In another way though the scope of the prohibition on hate speech, as prof. Waldron envisions it, is narrower than that of defamation law. The latter imposes liability for all sorts of negative statements―not just those that present their targets as unfit for citizenship or membership in society. Prof. Waldron is only concerned with the statements of that sort. The reason is that, for him, the purpose of criminalizing hate speech is the protection of human dignity, which he takes to mean (among other things) the equal high status of every person as a rights-bearer and member of society. I have no quarrel with that understanding of human dignity, but it is not what underlies defamation law; defamation law is concerned with the protection of reputation, and fitness for citizenship and social membership is not the only thing that matters for a person’s reputation.

Finally, unlike the law of defamation, the criminalization of hate speech, at least as it is usually implemented―and I do not understand prof. Waldron to be advocating for something different on this point―only proscribes statements targeting a certain number of groups, usually defined by innate and/or relatively unchangeable characteristics (such as race, gender, sexual orientation, etc.). Defamation law, by contrast, might have started out as a mechanism for protecting the rich and powerful, but now it protects everyone. And it is not clear why hate speech law would not. If the worry is that racist statements will make racial minorities appear to  lack the rights that the majority has, should we not worry in the same way about statements such as “police are scum”? For some people at least, such statements actually imply that members of the police are inferior, morally deficient, and perhaps deserve to be deprived of rights. Should such statements be criminalized? They are in some places―Russia is one, and of course it uses the criminalization of the stirring of hatred against “identifiable social groups” as a means of political repression. But if we don’t want to follow that dubious example, we need a distinction, an explanation for why denigration of some groups is prohibited while that of others is not. The law of defamation is not a place where such a distinction can be found.

In short, I think that prof. Waldron’s attempt to define hate speech as group libel is quite weak. There are important differences between the two concepts. Now this, without more, does not mean that he is wrong that criminalizing hate speech is a good idea. But if it is, it has to be justified on its own terms, without reference to the (perhaps) less contested defamation law; that reference is only a distraction. I turn to prof. Waldron’s justification of hate speech law in the next post.

Author: Leonid Sirota

Law nerd. I teach constitutional law at the Auckland University of Technology Law School, in New Zealand. I studied law at McGill, clerked at the Federal Court of Canada, and then did graduate work at the NYU School of Law.

5 thoughts on “Hate Speech and Group Libel”

  1. Great response to Waldron!

    I’m not sure your fair point about his strange preoccupation with libel over slander really changes the general thrust of his argument though.
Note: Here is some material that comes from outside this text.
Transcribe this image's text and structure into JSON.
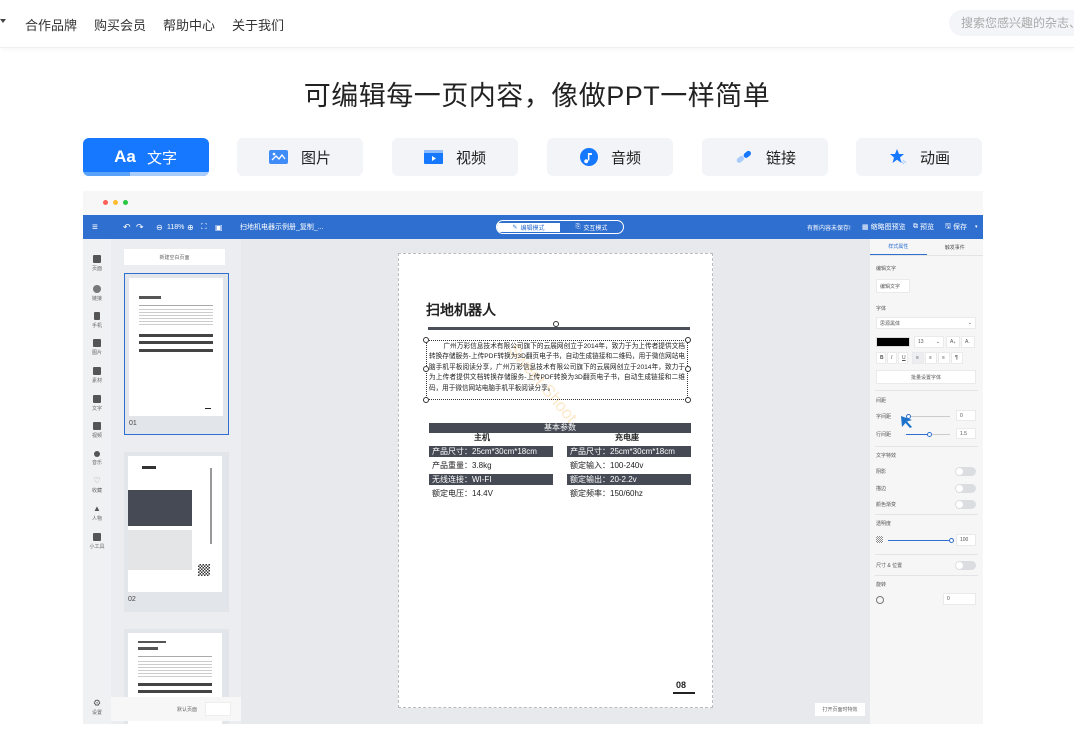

    It’s true from my understanding that defamation has a defence of qualified opinion in many jurisdictions, but what about Australia say, where the RDA section 18D has a number of defences available such as “a fair comment on any event or matter of public interest if the comment is an expression of a genuine belief held by the person making the comment.”

    Don’t these kind of exceptions in anti-hate type laws mean the comparison with defamation has some merit? If the ultimate goal is protection of group reputation?

    Mind you my legal scholarship is amateur, so would be interested to read your thoughts.